1921: A “muddled holiday”
By 1920 it was apparent that most New Zealanders wanted Anzac Day observed as a sacred day and later that year the government finally introduced the Anzac Day Bill with the purpose of legislating the day as a “close” holiday. The bill passed all of its readings with bipartisan support, but at the third reading Prime Minister William Massey removed the words “and in all respects as if Anzac Day were a Sunday” and amended the bill so that only hotels and race meetings could not operate. The impact of this change, according to Quick March, was to make Anzac Day 1921 a “muddled holiday”. While most businesses closed, some theatres and picture shows had remained open. The day had to be strictly one of sombre mourning, with any form of entertainment being viewed as disrespectful to the dead and their families.
1922: A holy day
In response to renewed RSA pressure, Minister of Internal Affairs William Downie Stewart, an RSA member himself, successfully introduced the Anzac Day Amendment Bill in October 1921. He argued that it would answer “a very widespread demand for the reinstatement of the original request of the returned soldiers — namely, that the day should be treated as a holy day, as a Sunday”.

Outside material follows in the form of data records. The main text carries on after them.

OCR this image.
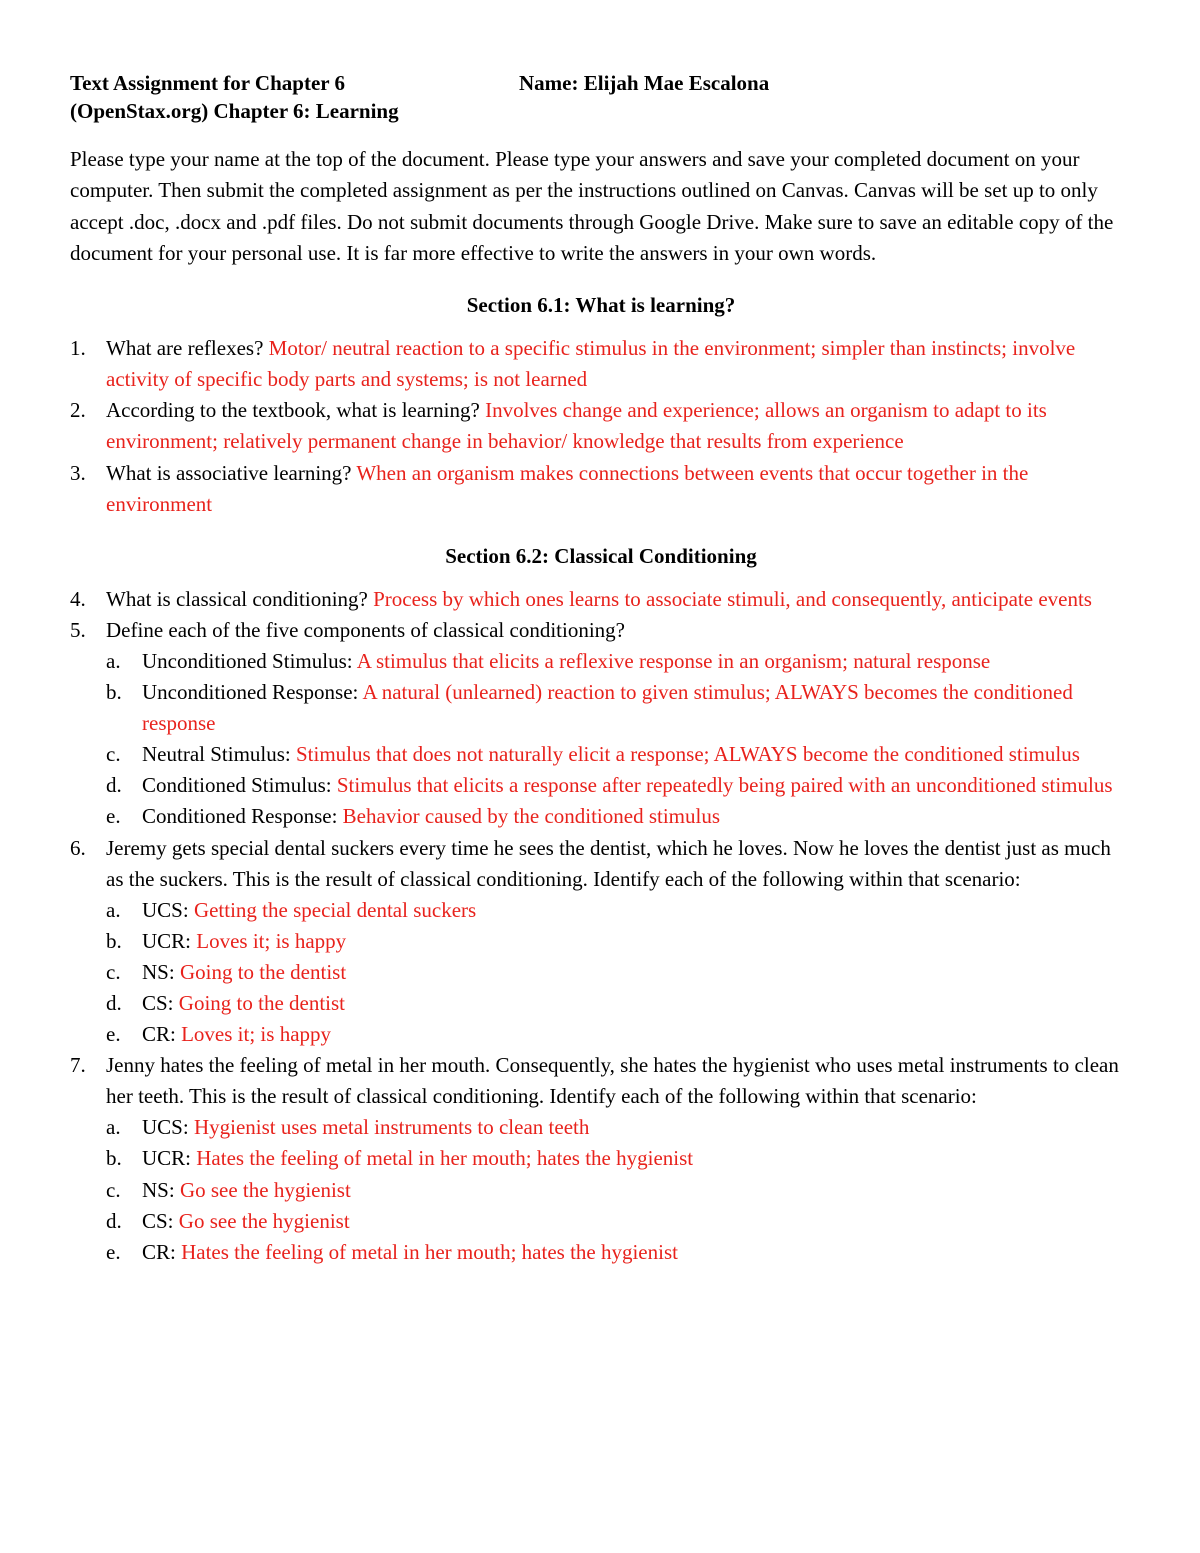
Text Assignment for Chapter 6
(OpenStax.org) Chapter 6: Learning
Name: Elijah Mae Escalona

Please type your name at the top of the document. Please type your answers and save your completed document on your computer. Then submit the completed assignment as per the instructions outlined on Canvas. Canvas will be set up to only accept .doc, .docx and .pdf files. Do not submit documents through Google Drive. Make sure to save an editable copy of the document for your personal use. It is far more effective to write the answers in your own words.

Section 6.1: What is learning?

1. What are reflexes? Motor/ neutral reaction to a specific stimulus in the environment; simpler than instincts; involve activity of specific body parts and systems; is not learned
2. According to the textbook, what is learning? Involves change and experience; allows an organism to adapt to its environment; relatively permanent change in behavior/ knowledge that results from experience
3. What is associative learning? When an organism makes connections between events that occur together in the environment

Section 6.2: Classical Conditioning

4. What is classical conditioning? Process by which ones learns to associate stimuli, and consequently, anticipate events
5. Define each of the five components of classical conditioning?
a. Unconditioned Stimulus: A stimulus that elicits a reflexive response in an organism; natural response
b. Unconditioned Response: A natural (unlearned) reaction to given stimulus; ALWAYS becomes the conditioned response
c. Neutral Stimulus: Stimulus that does not naturally elicit a response; ALWAYS become the conditioned stimulus
d. Conditioned Stimulus: Stimulus that elicits a response after repeatedly being paired with an unconditioned stimulus
e. Conditioned Response: Behavior caused by the conditioned stimulus
6. Jeremy gets special dental suckers every time he sees the dentist, which he loves. Now he loves the dentist just as much as the suckers. This is the result of classical conditioning. Identify each of the following within that scenario:
a. UCS: Getting the special dental suckers
b. UCR: Loves it; is happy
c. NS: Going to the dentist
d. CS: Going to the dentist
e. CR: Loves it; is happy
7. Jenny hates the feeling of metal in her mouth. Consequently, she hates the hygienist who uses metal instruments to clean her teeth. This is the result of classical conditioning. Identify each of the following within that scenario:
a. UCS: Hygienist uses metal instruments to clean teeth
b. UCR: Hates the feeling of metal in her mouth; hates the hygienist
c. NS: Go see the hygienist
d. CS: Go see the hygienist
e. CR: Hates the feeling of metal in her mouth; hates the hygienist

Anzac Day 1922 was observed throughout New Zealand as a full statutory holiday; for most people, however, it was a holy day. Another symbol of remembrance — the red poppy — also made its appearance for the first time this year as a result of the RSA’s successful inaugural Poppy Day Appeal on 24 April. After five years of relentless pressure, the RSA could finally herald the day as a “worthy” tribute to the memory of the dead. The sanctification of Anzac Day had been completed. In pressing this issue the RSA had kept faith with the families of the dead and expressed the feelings of the majority of New Zealanders.
The Returned Soldiers’ ritual
The solemnity as well as sombreness of Anzac Day 1922 was a far cry from the almost celebratory observance by soldiers in Egypt on the first Anzac Day back in 1916. After a commemorative service that had included the playing of the Last Post, followed by a holiday, including the playing of football. What had happened in the intervening years? The RSA was keeping faith with the war dead and their families, who required a special day of remembrance. This was the public ritual of Anzac Day promoted by the RSA, but it also oversaw a private ritual of its own members later in the day. The soldiers’ ritual centred on Anzac Day reunion dinners or more informal gatherings in RSA clubrooms. The themes of comradeship and remembrance permeated this ritual. The soldiers’ ritual was not sombre nor greatly spiritual like the public ritual but then returned soldiers did not share the public’s mythology of war; only its reality. The talk turned to past mates and wartime events, some of which were best left untold to family and friends. For the returned soldiers themselves, however, these gatherings were just as important as the public ritual was for grieving families, to enable them to remember on this their “one day of the year”. What both rituals shared in common was remembrance.